Al-Bursh était parent du Directeur général du ministère gazaoui de la Santé, Dr. Munir Al-Bursh, qui a dit à un représentant de « Médecins pour les droits humains » qu’il avait essayé d’obtenir de l’information sur le sort d’Adnan après sa détention. La seule information qu’il a reçue était la confirmation de sa mort de la part de la Société des prisonniers palestiniens. Cela était basé sur l’information de la Coordination et administration de liaison de Gaza (qui fait partie de la Coordination israélienne des activités du gouvernement dans le territoire), qui travaille avec les représentants de l’Autorité palestinienne à Gaza.

Près de 500 morts

Adnan Al-Bursh était un chirurgien orthopédiste spécialisé dans les articulations et les fractures composées. Ses collègues ont dit que, depuis le déclenchement de la guerre, il a consacré tout son temps à traiter les nombreux blessés causés par le bombardement israélien, qui a conduit le système de santé de Gaza au bord de l’effondrement. Il a été légèrement blessé lors d’une grève près de l’hôpital indonésien et il est retourné travailler dès qu’il a été soigné.
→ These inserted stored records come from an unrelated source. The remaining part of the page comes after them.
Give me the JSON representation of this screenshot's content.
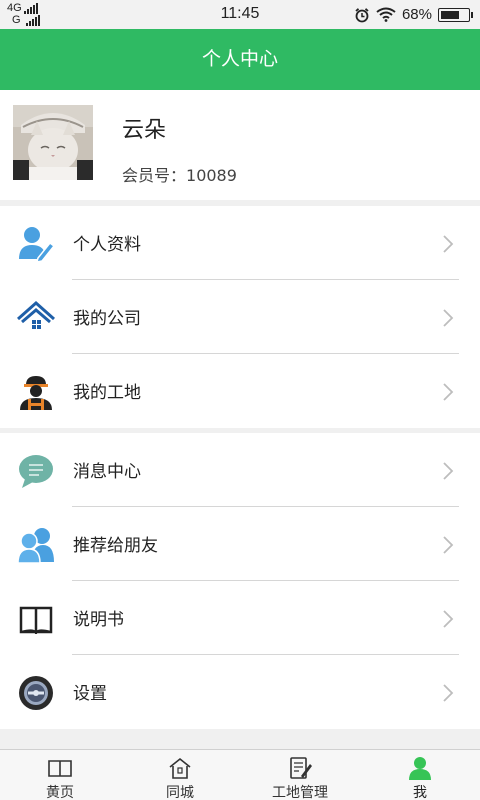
{
  "status_bar": {
    "network_top": "4G",
    "network_bottom": "G",
    "time": "11:45",
    "battery": "68%",
    "battery_level": 0.68
  },
  "header": {
    "title": "个人中心"
  },
  "profile": {
    "name": "云朵",
    "member_label": "会员号：",
    "member_id": "10089"
  },
  "menu_groups": [
    [
      {
        "label": "个人资料",
        "icon": "user-edit-icon"
      },
      {
        "label": "我的公司",
        "icon": "company-house-icon"
      },
      {
        "label": "我的工地",
        "icon": "construction-worker-icon"
      }
    ],
    [
      {
        "label": "消息中心",
        "icon": "message-bubble-icon"
      },
      {
        "label": "推荐给朋友",
        "icon": "friends-icon"
      },
      {
        "label": "说明书",
        "icon": "manual-book-icon"
      },
      {
        "label": "设置",
        "icon": "settings-dial-icon"
      }
    ]
  ],
  "tabs": [
    {
      "label": "黄页",
      "icon": "book-icon"
    },
    {
      "label": "同城",
      "icon": "home-icon"
    },
    {
      "label": "工地管理",
      "icon": "notepad-icon"
    },
    {
      "label": "我",
      "icon": "person-icon",
      "active": true
    }
  ],
  "colors": {
    "brand_green": "#2fba63",
    "icon_blue": "#4aa0e0",
    "active_tab_green": "#36c456"
  }
}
Selon les chiffres publiés au début du mois par les ministères de la Santé de Gaza et de Ramallah, 496 médecins et membres du personnel médical ou de premier secours ont été tués depuis le déclenchement de la guerre, 1500 autres blessés et 309 détenus par les forces de sécurité.

Haaretz a rapporté auparavant que quelque 30 Gazaouis sont morts dans les établissements de détention israéliens depuis le début de la guerre, 27 dans des établissements de détention militaires tels que Sde Teman au sud d’Israël. Des autopsies ont été effectuées sur au moins six des corps pour vérifier la cause de la mort. Deux autres, dont Al-Bursh, sont morts alors qu’ils étaient détenus par le Service de prisons d’Israël.

La Société des prisonniers palestiniens a dit qu’elle avait demandé aux Nations Unies et à la Croix rouge d’intervenir immédiatement contre ce qu’elle a appelé « une conduite criminelle » de la part des autorités israéliennes vis-à-vis des détenus palestiniens, y compris du personnel médical.